Reel büyüme: IMF’ye göre Türkiye ekonomisi 2021’de yüzde 9 oranında büyüyecektir. 2022-2026 döneminde ise değişmeyen, yüzde 3,3’lük bir büyüme temposu öngörülüyor. Cumhuriyet döneminin ve son kırk yılın büyüme eğilimlerinin açık-ara altında…
Olgun bir ekonomiden söz etmiyoruz. Çok büyük emek rezervleri barındıran; toplumsal bir bunalımdan da geçmekte olan Türkiye’deyiz. Böylesine durgunlaşan bir gelecek kabul edilebilir mi?
Dolarlı GSYH hesabı: 2022 sonrasında GSYH’nın dolarlı büyüme temposu, istisnasız her yıl yüzde 12 civarında seyredecek; reel (sabit TL’li) büyüme oranını aşacaktır. Farklılaşmanın kaynağında “ucuzlayan dolar varsayımı” var. IMF’nin GSYH hesaplarında öngörülen ortalama enflasyon (“deflatör”) bu dönemde yüzde 12’dir. Dolar fiyatındaki ortalama artışlar ise yüzde 3 civarındadır.

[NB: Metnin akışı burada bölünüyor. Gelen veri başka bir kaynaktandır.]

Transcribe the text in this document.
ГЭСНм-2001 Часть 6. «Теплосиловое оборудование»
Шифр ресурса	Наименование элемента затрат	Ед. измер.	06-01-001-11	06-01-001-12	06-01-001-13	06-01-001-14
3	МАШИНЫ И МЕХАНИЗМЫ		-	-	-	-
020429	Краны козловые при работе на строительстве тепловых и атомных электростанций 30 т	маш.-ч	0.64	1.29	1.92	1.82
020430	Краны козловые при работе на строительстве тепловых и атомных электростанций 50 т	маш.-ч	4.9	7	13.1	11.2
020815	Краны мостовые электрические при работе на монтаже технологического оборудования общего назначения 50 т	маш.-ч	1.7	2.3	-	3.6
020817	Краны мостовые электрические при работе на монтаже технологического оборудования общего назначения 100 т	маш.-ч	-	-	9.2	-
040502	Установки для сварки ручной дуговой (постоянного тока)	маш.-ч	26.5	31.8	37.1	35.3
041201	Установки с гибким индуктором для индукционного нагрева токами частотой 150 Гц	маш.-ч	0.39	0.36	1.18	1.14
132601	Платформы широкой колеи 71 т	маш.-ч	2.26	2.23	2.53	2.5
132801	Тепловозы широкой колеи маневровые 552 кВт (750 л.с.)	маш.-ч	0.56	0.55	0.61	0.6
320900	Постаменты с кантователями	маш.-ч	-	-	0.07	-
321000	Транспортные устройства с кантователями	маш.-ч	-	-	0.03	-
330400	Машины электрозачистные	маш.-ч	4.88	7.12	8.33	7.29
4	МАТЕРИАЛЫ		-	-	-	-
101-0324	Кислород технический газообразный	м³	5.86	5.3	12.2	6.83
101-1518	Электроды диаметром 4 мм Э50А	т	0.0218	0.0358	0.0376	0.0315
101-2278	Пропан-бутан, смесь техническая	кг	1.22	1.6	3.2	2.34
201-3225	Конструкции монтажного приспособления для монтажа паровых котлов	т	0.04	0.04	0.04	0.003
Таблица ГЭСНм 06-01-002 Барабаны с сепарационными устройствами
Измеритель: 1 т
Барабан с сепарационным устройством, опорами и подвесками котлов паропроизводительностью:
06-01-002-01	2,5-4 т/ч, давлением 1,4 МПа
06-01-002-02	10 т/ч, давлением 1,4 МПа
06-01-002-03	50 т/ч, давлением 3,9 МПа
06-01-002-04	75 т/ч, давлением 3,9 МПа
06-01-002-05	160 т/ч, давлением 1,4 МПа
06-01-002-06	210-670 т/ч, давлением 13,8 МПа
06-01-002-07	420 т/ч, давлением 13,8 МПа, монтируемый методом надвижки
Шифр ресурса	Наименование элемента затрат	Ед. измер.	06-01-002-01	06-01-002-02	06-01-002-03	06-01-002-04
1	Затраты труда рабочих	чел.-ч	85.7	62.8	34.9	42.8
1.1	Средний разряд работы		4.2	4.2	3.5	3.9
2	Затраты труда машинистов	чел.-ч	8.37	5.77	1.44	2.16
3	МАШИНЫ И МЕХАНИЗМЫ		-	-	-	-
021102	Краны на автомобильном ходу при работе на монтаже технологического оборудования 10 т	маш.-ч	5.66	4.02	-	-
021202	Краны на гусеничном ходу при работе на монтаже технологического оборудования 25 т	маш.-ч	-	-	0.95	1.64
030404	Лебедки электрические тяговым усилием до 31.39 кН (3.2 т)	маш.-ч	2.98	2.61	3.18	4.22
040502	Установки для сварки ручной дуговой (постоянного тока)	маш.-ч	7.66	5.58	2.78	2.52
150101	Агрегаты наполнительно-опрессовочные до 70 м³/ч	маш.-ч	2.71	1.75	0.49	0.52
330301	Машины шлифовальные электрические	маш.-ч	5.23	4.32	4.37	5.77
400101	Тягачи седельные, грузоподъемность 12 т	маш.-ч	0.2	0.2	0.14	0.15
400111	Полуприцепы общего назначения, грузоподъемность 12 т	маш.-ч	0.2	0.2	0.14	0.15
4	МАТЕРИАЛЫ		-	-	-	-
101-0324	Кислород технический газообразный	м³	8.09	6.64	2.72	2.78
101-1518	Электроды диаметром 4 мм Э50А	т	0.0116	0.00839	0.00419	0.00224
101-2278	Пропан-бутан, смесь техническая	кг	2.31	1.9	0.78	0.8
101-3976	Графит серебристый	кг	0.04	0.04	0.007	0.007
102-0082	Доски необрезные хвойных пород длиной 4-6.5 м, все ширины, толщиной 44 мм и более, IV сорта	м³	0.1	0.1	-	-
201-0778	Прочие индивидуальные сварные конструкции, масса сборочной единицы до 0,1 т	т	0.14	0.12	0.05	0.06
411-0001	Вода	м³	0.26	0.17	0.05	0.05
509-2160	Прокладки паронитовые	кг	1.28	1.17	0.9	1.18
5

Bu “makas” nasıl ve niçin oluşabilir? Tek bir açıklama geçerlidir: 2022-2026 döneminde net yabancı sermaye girişleri yüksek tempolu seyredecek; TL dolara karşı değerlenecek; dolarlı GSYH bu nedenle de artacaktır. IMF’nin bu örtülü senaryosu, iktisat politikalarının “neoliberal kurallara tümüyle döneceği” anlamına gelir.
Dolar hesabı ile hızlı büyüme, Türkiye ekonomisinin dış kırılganlıkları, uluslararası ağırlığı bakımından olumludur, önemlidir. Ama o kadar… Zira, Türkiye halkının gönencinin, yaşam koşullarının ölçülmesi sabit fiyatlı GSYH ile başlar; dolarla değil…
İşsizlik: IMF’ye göre 2021’de yüzde 12,2 olan (dar tanımlı) işsizlik oranı, sonraki yıllarda yüzde 10,5-11 arasına yerleşecektir. Yüzde 3,3’lük büyüme ile AKP öncesinin tek haneli işsizlik oranlarına dönülemeyeceğini IMF de tespit etmiş oluyor.
İstikrar göstergeleri: Tüketici enflasyonu %12,5-15,4 arasında seyredecektir. Emekçi örgütlerinin zayıfladığı bir ortamda gelir dağılımını sermaye lehine dönüştüren ana mekanizma süregelecektir.
Cari işlem açığı da kalıcıdır: Millî gelirin yüzde 2’si civarında seyredecektir.
***
IMF, 2021 sonrasında Türkiye ekonomi politikalarında, Commerzbank’ın beklentisi doğrultusunda “güvenilirliği geri getiren yeni bir rejime” geçileceğini düşünüyor. Dış kaynak girişleri sayesinde TL’nin değerlenmesi, dolarlı GSYH’nın şişmesi başka türlü açıklanamaz.
Ne var ki, reel büyüme oranını yüzde 3,3 eşiğinde tıkayan IMF öngörüleri dahi gösteriyor ki, Saray yönetiminin Türkiye’yi sürüklediği istikrarsızlık ve toplumsal bunalım, neoliberal reçetelere teslimiyet ile aşılamayacaktır.